Like horseshoes he drops one by one his decrees:
To the groin, to the head, to the eye, to the knees;
Every killing’s a sweet celebration,
And stands tall the broad-chested Ossetian.
Le poème s’ouvre en décrivant l’atmosphère étouffante de peur en Union soviétique, où les gens sont isolés (« ne sentant pas de pays sous nous ») et la communication est étouffée (« nos paroles ne s’entendent pas à dix pas »). Les conversations sont chuchotées, tournant toujours autour du « montagnard du Kremlin » – une référence péjorative à l’origine géorgienne de Staline et à son pouvoir lointain et intouchable.
Photo de profil officielle du poète russe Ossip Mandelstam, prise par le NKVD
La deuxième strophe offre une description physique viscérale et répugnante de Staline : ses doigts « gras comme des vers suralimentés » et ses paroles « définitives comme des poids en fonte » soulignent son autorité grossière et brutale. L’image des « moustaches de cafard riant et clignotant » est grotesquement inhumaine, tandis que les bottes brillantes suggèrent la puissance militaire et une présence oppressive.
La troisième strophe se tourne vers la bureaucratie environnante – une « racaille… de chefs au cou maigre » et des « demi-humains » qui le servent, caractérisés par des bruits d’animaux pathétiques (« miaulant, gémissant, sifflant »). Staline seul agit avec décision, réduit à des actions primitives comme « poke ! », soulignant le noyau simple et brutal de son règne par rapport à la flatterie servile de ses subordonnés.

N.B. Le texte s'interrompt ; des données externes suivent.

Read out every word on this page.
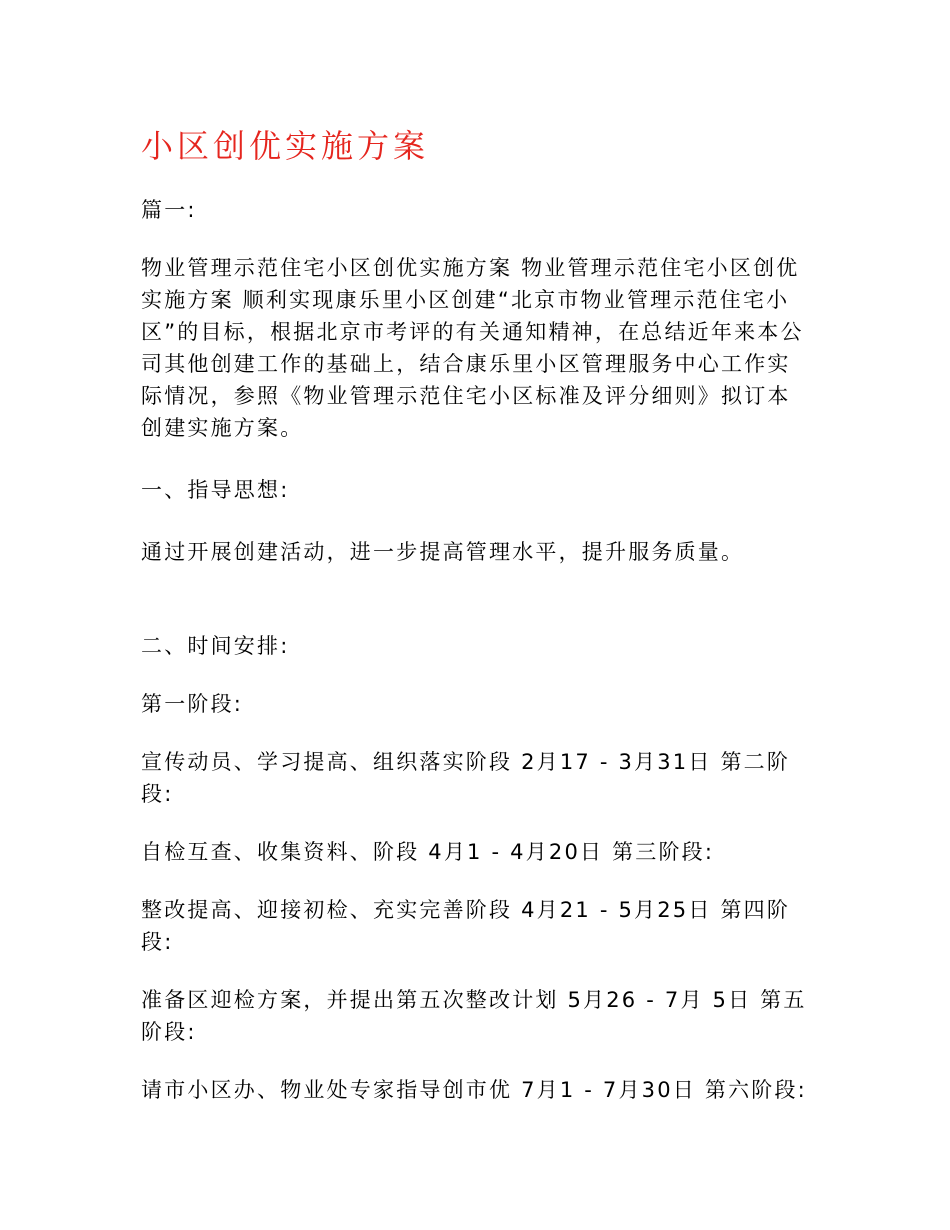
小区创优实施方案

篇一:

物业管理示范住宅小区创优实施方案 物业管理示范住宅小区创优实施方案 顺利实现康乐里小区创建“北京市物业管理示范住宅小区”的目标，根据北京市考评的有关通知精神，在总结近年来本公司其他创建工作的基础上，结合康乐里小区管理服务中心工作实际情况，参照《物业管理示范住宅小区标准及评分细则》拟订本创建实施方案。

一、指导思想:

通过开展创建活动，进一步提高管理水平，提升服务质量。

二、时间安排:

第一阶段:

宣传动员、学习提高、组织落实阶段 2月17 - 3月31日 第二阶段:

自检互查、收集资料、阶段 4月1 - 4月20日 第三阶段:

整改提高、迎接初检、充实完善阶段 4月21 - 5月25日 第四阶段:

准备区迎检方案，并提出第五次整改计划 5月26 - 7月 5日 第五阶段:

请市小区办、物业处专家指导创市优 7月1 - 7月30日 第六阶段:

La dernière strophe dépeint les décrets arbitraires et violents de Staline, dispensés comme des fers à cheval négligemment tombés, infligeant de la douleur (« À l’aine, à la tête… »). Les vers glaçants, « Chaque meurtre est une douce célébration, / Et se dresse le robuste Ossète à la large poitrine », sont particulièrement complexes. « Douce célébration » a un double sens en russe, faisant allusion à la fois au plaisir et au milieu criminel, suggérant que Staline se délecte de la violence comme si c’était une friandise ou une activité de gang. Le dernier vers fait probablement référence à Staline lui-même, dépeignant sa présence physique comme un symbole de son pouvoir impitoyable et écrasant.
L’« Épigramme de Staline » de Mandelstam est plus qu’une simple curiosité historique ; c’est une œuvre d’art poignante qui capture l’essence de la tyrannie. Elle reste l’un des poèmes sur Staline les plus significatifs, non seulement pour sa puissance littéraire, mais aussi pour l’immense coût personnel qu’elle a coûté à son courageux auteur. Elle demeure un rappel saisissant des risques auxquels les poètes et les écrivains ont été confrontés lorsqu’ils ont osé dire la vérité au pouvoir absolu.
(Pour en savoir plus sur ce poème et son contexte, voir l’essai de José Manuel Pirieto paru en 2010 dans The New York Review of Books.)